The effect of self-regulated modeling on learning through observation of an expert model

Poster Presentation
Paper ID : 1896-12THCONG
Oral / Poster Presentation File: 1896-12THCONG.jpg 
Motor Behavior Department, Faculty of Sport Sciences, Bu-Ali Sina University, Hamedan, Iran
Background: Model observation generally is one of the effective techniques for teaching many motor skills. However, observational learning research has shown that the combination of observation and physical practice leads to better learning. In such research, scheduling the time and frequency of model presentation for the observer is often provided by the examiner. Recent research, however, has suggested that if the learner has some control over his/her training program (self-regulation), learning will occur more efficiently. Therefore, the aim of this study was to investigate the effect of self-regulation in observing an expert model on observational learning of dart throwing skill.

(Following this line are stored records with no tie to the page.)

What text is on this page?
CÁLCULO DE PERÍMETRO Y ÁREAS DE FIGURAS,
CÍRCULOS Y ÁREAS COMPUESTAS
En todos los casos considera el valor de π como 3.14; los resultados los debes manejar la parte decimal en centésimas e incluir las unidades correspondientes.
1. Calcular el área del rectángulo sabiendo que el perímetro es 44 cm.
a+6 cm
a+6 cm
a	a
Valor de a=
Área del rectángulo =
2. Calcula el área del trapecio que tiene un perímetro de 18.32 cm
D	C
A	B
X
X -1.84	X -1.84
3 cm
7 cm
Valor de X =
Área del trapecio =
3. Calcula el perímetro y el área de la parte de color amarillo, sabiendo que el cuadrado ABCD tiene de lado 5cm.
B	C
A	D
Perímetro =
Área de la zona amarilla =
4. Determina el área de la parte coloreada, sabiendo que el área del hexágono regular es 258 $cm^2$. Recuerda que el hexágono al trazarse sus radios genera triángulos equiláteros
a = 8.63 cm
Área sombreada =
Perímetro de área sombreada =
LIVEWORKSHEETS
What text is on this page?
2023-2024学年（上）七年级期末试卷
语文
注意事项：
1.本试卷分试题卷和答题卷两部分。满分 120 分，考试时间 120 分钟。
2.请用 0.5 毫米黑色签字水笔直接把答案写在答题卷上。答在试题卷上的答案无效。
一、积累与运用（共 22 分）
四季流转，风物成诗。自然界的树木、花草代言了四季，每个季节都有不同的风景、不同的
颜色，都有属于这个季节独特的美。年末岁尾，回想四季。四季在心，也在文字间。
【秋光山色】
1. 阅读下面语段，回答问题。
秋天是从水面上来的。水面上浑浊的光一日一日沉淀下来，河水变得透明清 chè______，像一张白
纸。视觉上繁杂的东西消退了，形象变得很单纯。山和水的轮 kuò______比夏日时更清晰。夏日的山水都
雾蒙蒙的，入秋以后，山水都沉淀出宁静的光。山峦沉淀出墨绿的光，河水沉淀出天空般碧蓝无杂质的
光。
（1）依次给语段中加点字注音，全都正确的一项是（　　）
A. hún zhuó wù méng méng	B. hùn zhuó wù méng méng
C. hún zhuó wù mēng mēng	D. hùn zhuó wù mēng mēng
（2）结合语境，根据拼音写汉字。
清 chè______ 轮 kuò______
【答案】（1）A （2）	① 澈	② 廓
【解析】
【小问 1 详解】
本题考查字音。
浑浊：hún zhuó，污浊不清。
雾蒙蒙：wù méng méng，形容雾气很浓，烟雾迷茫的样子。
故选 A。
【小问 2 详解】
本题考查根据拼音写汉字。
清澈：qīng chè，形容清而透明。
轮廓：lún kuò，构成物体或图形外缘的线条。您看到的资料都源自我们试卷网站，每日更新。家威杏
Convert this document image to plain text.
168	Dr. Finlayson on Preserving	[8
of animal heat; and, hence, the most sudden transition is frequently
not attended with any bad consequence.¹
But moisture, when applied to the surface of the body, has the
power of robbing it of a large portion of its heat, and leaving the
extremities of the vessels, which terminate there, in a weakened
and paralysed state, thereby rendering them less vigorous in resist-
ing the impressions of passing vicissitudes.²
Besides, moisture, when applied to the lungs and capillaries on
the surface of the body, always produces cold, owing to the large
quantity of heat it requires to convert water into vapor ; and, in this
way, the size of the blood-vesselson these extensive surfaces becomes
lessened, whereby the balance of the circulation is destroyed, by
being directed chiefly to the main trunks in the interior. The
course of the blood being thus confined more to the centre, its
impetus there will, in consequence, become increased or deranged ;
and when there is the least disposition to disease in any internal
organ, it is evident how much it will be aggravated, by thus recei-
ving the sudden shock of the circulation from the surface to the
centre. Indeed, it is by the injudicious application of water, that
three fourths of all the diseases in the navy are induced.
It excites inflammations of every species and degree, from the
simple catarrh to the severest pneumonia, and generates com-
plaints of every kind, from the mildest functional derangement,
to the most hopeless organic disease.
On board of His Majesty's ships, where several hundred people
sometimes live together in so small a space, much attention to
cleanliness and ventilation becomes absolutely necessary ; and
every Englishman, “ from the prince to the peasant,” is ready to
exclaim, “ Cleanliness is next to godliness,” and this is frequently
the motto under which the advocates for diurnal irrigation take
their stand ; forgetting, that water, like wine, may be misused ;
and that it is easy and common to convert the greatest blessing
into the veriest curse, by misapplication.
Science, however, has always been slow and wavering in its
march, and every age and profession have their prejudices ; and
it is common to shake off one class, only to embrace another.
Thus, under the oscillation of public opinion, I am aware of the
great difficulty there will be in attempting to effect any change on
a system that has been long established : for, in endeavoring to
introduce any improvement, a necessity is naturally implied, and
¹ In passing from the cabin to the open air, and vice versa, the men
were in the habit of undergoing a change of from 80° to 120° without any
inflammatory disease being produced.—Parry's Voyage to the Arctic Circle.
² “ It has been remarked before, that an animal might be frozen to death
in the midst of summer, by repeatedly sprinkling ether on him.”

Methods: For this purpose, 45 female students of Bu-Ali Sina University were randomly divided into three groups: self-regulated, paired and control. Participants took part in four phases including pretest, acquisition and 10-minute and 24-hour retention/transfer tests. In pre-test, all participants performed dart throwing for 6 times without receiving augmented feedback. In acquisition phase, each participant in the self-regulated group could request to observe the expert model among the physical practice trials (60 times) whenever they wanted and in the desired number. For participants in the paired group, the model was presented by the researcher in the same number and same trials as their peers in the self-regulated group requested, with having no right to choose. The control group had no practice in this phase. Ten minutes and one day after the acquisition phase, all groups performed retention and transfer tests.
Results: Data analysis showed that there was no significant difference between groups in pretest. However, in retention and transfer tests, both training groups performed better than the control group. In addition, the self-regulated group significantly outperformed the paired group.
Discussion: These results indicate that although both training methods have led to learning dart throwing skill, but the self-regulation factor in observing the model has played a more prominent role.